Prédication du 23 janvier 2022

Vous avez raté le culte du 9 janvier dernier ? Retrouvez la prédication de Cédric ADADE ici !

Prédication réalisée d’après la lecture biblique : Deutéronome, chapitre 10, versets 12 à 22 et les Psaumes, chapitre 15, versets 1 à 5.

Le texte du Deutéronome, chapitre 10 se conclue en disant que le Seigneur, a rendu Israël, aussi nombreux que les étoiles du ciel. Ce peuple aussi nombreux que les étoiles du ciel, aujourd’hui par la nouvelle alliance établie par le Christ, c’est aussi nous. Oui, nous les chrétiens, croyants de par le monde.

Dans notre vie ordinaire, plusieurs situations troubles nous traversent, certaines attendues, d’autres moins. L’une d’elle retiendra notre attention en ce jour : les vagues de migration sans précédent. Des millions de personnes, poussées par la faim, la peur, la guerre et surtout l’espoir, l’espérance d’un avenir meilleur, viennent vers nous. Certains franchissent la mer Méditerranée sur des embarcations de fortune. Pour eux, il n’y a pas d’alternative. La mort les attend au tournant. Que le tournant soit leur pays ravagé par la corruption et l’oppression ; le dangereux passage vers un eldorado tant rêvé ou bien les conditions méprisables dans lesquelles les personnes des sociétés riches accueillent les plus misérables de la terre.

Que faire ? Que pouvons-nous faire de cette situation ? A ce sujet la parole de l’éternel est claire : « Vous aussi, vous aimerez l’étranger parmi vous, car vous avez été étrangers en Égypte. »

Cette parole prononcée par Dieu à travers la bouche de Moïse est sans ambiguïté. Elle n’appelle pas à des commentaires particuliers mais à l’action. Cette même action qui engage chacun de nous à soutenir notre association Entraide Protestante 35.

Si cette parole se passe de commentaire encore faut-il comprendre pourquoi Dieu nous rappelle cet impératif d’accueillir le migrant.

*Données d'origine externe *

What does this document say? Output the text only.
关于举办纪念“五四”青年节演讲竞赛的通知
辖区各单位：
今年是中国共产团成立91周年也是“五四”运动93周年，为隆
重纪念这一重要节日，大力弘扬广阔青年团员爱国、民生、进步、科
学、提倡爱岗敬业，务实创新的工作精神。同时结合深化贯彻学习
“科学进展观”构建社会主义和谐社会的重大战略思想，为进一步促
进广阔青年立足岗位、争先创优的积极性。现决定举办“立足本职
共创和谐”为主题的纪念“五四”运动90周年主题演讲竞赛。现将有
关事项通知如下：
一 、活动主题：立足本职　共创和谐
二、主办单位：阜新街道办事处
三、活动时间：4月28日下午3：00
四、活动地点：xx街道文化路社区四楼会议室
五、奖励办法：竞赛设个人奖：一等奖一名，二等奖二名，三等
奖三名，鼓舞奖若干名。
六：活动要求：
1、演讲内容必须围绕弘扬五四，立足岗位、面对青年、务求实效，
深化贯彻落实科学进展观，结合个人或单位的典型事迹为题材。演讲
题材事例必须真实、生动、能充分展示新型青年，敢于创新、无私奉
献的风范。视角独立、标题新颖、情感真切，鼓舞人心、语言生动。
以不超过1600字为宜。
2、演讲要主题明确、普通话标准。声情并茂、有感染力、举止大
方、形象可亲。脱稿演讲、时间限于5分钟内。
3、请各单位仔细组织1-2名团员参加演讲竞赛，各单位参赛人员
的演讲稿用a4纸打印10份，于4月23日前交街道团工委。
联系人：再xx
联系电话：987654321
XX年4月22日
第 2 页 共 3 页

1. La théologie de l’alliance :

En s’alliant avec Israël, Dieu adresse au monde un message universel. En s’alliant avec ce tout petit peuple quasi inexistant aux yeux des puissants du monde de l’époque (l’Égypte et l’Empire Perse), Dieu témoigne au monde son souci pour ce qui est fragile et vacillant.

Si Dieu s’allie avec ce petit peuple inconnu des puissants de l’époque tant il est misérable, n’est-ce pas pour nous signifier que Dieu est proche des petits, des sans riens, des misérables. Le message que Dieu nous transmet en s’alliant avec ce peuple misérable est le suivant : Dieu n’est pas que le dieu des puissants, mais il est le Dieu tout-puissant. Toute sa création est à ses pieds. Et s’il prend ce peuple misérable entre ses mains, c’est pour nous signifier que Dieu tout puissant est au côté des misérables et des faibles. C’est en cela que Dieu ne fait pas de favoritisme comme nous le dit le prophète. Dieu ne laisse pas corrompre par la faveur des riches. Car toute l’humanité est sa création avec ses riches et ses pauvres.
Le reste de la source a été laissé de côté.